Most people won’t buy something if it’s simply thrown in front of them, they need to be “warmed up” to the product and persuaded to purchase it.
If you go to a Porsche dealership, the salesman isn’t going to point you to a 911 and leave, he’s going to try to sell you on the car by telling you why it’s awesome and how it would fit oh so perfectly in your garage.
Landing/pre-sell pages function like a salesman for your offer.
The flow looks like this: Your ad > Landing Page > Affiliate Offer
A typical landing page spikes the users interest in what the affiliate is promoting through detailing it’s benefits, why it’s great etc etc.
Side note: a “pre-sell” page almost always referring to the page in between an ad and an affiliate offer, while a “landing page” or “lander” can signify both the interstitial page (pre-sell) or the page of the affiliate offer itself. Use context to distinguish between the two.
There really isn’t one universally good setup for a pre-sell, it all depends on the offer you’re trying to promote.
Landers for adult dating offers are typically going to be very different from those pre-selling a business opportunity product, lol.
Here’s an example to demonstrate a typical use of a landing page:
Affiliate X is promoting Mate1 (CPL dating targeting males) on PlentyofFish CPM. Instead of having his ad link directly to the Mate1 website where the offer converts, he sends them to his landing page, flirtsingles.com. On his site, he has a list of new female members, a success story or two, or maybe a review of Mate1. Something along the lines of this:
After clicking the call-to-action, in this case “Click Here Now to Sign Up!”, the user is taken to the Mate1 website, where they can register and net Affiliate X a conversion.
A landing page like this one can dramatically improve an affiliate’s EPC and conversion rate.
Unless an offer has a built in pre-sell page or a stellar direct landing page, a pre-sell will almost always drive up conversions when used properly. Like I said, most people won’t just buy something off the bat, they need to be sold on it.
Direct linking, or simply sending a user to an offer without a pre-sell page, is actually quite rare. Affiliates over the years have realized the power of pre-selling their traffic, so nowadays you typically won’t see many direct-linked ads out in the wild.
Back when I was a dumb newbie, I was too cheap to buy domains and hosting to setup a pre-sell, which was idiotic and a terrible idea.
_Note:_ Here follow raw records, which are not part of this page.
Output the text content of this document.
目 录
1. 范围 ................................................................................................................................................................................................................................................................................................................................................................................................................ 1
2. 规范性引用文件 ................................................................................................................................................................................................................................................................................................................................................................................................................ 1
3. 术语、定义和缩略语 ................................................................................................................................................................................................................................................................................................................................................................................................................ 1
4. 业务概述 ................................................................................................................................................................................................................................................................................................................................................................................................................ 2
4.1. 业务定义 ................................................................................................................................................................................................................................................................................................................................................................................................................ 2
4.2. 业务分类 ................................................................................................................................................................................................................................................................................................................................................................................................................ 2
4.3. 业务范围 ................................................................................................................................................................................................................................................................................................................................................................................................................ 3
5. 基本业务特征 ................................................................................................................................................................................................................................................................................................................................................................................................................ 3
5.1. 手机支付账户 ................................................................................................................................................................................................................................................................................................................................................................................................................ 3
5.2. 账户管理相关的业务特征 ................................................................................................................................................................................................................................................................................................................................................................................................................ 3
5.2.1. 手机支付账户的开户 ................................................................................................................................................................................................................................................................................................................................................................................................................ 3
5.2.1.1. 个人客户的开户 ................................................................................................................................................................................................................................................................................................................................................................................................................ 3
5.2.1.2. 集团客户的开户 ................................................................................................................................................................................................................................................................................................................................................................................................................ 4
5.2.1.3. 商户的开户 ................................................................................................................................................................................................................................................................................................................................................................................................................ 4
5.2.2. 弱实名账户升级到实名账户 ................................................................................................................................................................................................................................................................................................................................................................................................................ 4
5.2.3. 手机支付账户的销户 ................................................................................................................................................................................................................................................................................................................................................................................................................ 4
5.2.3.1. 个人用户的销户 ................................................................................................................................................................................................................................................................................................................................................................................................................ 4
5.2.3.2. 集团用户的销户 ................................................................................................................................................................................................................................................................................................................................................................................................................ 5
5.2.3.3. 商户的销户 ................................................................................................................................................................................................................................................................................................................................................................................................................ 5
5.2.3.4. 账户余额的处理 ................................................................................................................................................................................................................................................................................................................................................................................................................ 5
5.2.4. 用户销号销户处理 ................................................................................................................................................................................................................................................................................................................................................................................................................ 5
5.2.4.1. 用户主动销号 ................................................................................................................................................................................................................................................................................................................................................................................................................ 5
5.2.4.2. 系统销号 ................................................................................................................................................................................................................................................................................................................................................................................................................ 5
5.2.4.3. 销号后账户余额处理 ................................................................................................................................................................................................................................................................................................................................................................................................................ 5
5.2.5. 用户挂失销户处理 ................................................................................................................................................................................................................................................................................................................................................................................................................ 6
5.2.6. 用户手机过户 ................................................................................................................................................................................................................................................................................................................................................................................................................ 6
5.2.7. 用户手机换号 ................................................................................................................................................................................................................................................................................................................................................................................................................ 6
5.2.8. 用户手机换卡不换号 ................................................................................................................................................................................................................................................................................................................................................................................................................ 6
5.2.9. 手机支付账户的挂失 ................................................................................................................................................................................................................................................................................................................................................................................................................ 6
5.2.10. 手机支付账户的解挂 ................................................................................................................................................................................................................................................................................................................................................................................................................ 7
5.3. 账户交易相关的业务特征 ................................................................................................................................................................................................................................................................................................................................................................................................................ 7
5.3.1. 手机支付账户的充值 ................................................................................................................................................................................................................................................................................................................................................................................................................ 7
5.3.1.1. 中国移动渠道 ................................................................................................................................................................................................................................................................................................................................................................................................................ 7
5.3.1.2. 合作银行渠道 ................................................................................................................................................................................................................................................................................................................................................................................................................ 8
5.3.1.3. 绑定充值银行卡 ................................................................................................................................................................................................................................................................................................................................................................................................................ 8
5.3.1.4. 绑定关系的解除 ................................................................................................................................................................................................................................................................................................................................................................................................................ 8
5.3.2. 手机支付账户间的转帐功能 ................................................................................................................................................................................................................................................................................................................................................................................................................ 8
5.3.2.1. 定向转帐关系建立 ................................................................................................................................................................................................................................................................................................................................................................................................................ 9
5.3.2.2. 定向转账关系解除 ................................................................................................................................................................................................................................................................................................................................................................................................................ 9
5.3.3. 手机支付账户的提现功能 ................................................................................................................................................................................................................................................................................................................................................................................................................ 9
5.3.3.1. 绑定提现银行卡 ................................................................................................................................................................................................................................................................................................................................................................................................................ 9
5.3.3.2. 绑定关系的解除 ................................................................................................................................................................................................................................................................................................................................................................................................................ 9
Don’t be like me, use a f*ckin’ lander.
Good landing pages should have two qualities:
- High click-thru %
- High conversion %
Click-thru % (CTR) = # of clicks to offer page / # of total clicks to landing page
Conversion % (CR) = # of conversions / # of clicks to offer page
You must optimize both in order to get the most out of your campaign.
Let’s give an example to demonstrate these two metrics.
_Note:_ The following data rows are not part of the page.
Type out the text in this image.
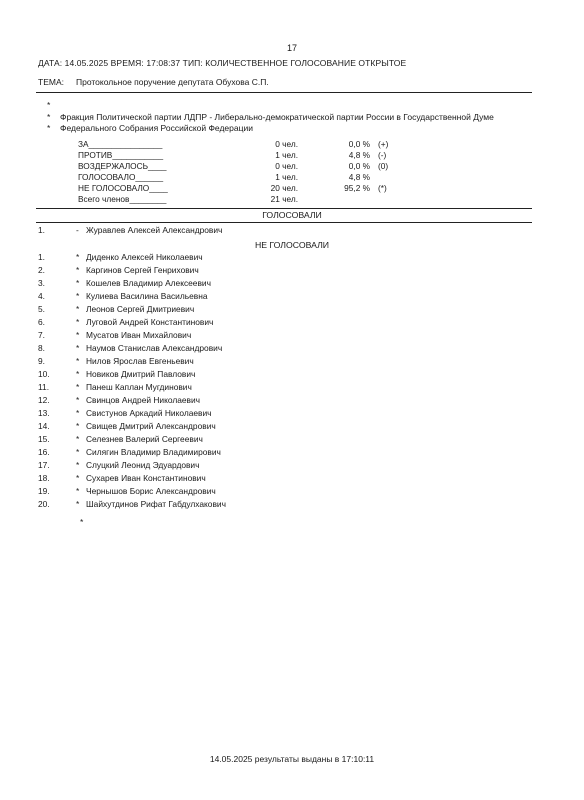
17
ДАТА: 14.05.2025 ВРЕМЯ: 17:08:37 ТИП: КОЛИЧЕСТВЕННОЕ ГОЛОСОВАНИЕ ОТКРЫТОЕ
ТЕМА: Протокольное поручение депутата Обухова С.П.
*
* Фракция Политической партии ЛДПР - Либерально-демократической партии России в Государственной Думе
* Федерального Собрания Российской Федерации
ЗА________________	0 чел.	0,0 % (+)
ПРОТИВ___________	1 чел.	4,8 % (-)
ВОЗДЕРЖАЛОСЬ____	0 чел.	0,0 % (0)
ГОЛОСОВАЛО______	1 чел.	4,8 %
НЕ ГОЛОСОВАЛО____	20 чел.	95,2 % (*)
Всего членов________	21 чел.
ГОЛОСОВАЛИ
1.	- Журавлев Алексей Александрович
НЕ ГОЛОСОВАЛИ
1.	* Диденко Алексей Николаевич
2.	* Каргинов Сергей Генрихович
3.	* Кошелев Владимир Алексеевич
4.	* Кулиева Василина Васильевна
5.	* Леонов Сергей Дмитриевич
6.	* Луговой Андрей Константинович
7.	* Мусатов Иван Михайлович
8.	* Наумов Станислав Александрович
9.	* Нилов Ярослав Евгеньевич
10.	* Новиков Дмитрий Павлович
11.	* Панеш Каплан Мугдинович
12.	* Свинцов Андрей Николаевич
13.	* Свистунов Аркадий Николаевич
14.	* Свищев Дмитрий Александрович
15.	* Селезнев Валерий Сергеевич
16.	* Силягин Владимир Владимирович
17.	* Слуцкий Леонид Эдуардович
18.	* Сухарев Иван Константинович
19.	* Чернышов Борис Александрович
20.	* Шайхутдинов Рифат Габдулхакович
*
14.05.2025 результаты выданы в 17:10:11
Affiliate X is running Mate1 and using his flirtsingles.com landing page.
Ad > flirtsingles.com > Mate1.com
X sends 1000 clicks to his lander, and 100 of those clicks are interested enough to click on to his offer via his CTA (call-to-action) on the lander.
Lander’s CTR is 10%.
Of the 100 clicks that got to Mate1.com, 20 clicks converted to leads.
Lander’s CR is 20%.
CTR and CR are basically useless when utilized independently, they must be analyzed together in order to get an accurate idea of a campaign’s performance.
You can have a landing page with a 99% CTR, but if none of that traffic converts, the lander is crap.
Do note though that the actual offer itself may also contribute to a poor CR, as even the hottest traffic will fall off when they get to a subpar product. This is why it’s imperative to always check with your advertiser or affiliate network to see which offers are performing best. Or, if one particular offer has multiple creatives (landing pages), ask which of those is working well for other affiliates.
I hope by reading this post you were able to gain a least a basic understanding of what a landing page is, why affiliates use them, and how they function.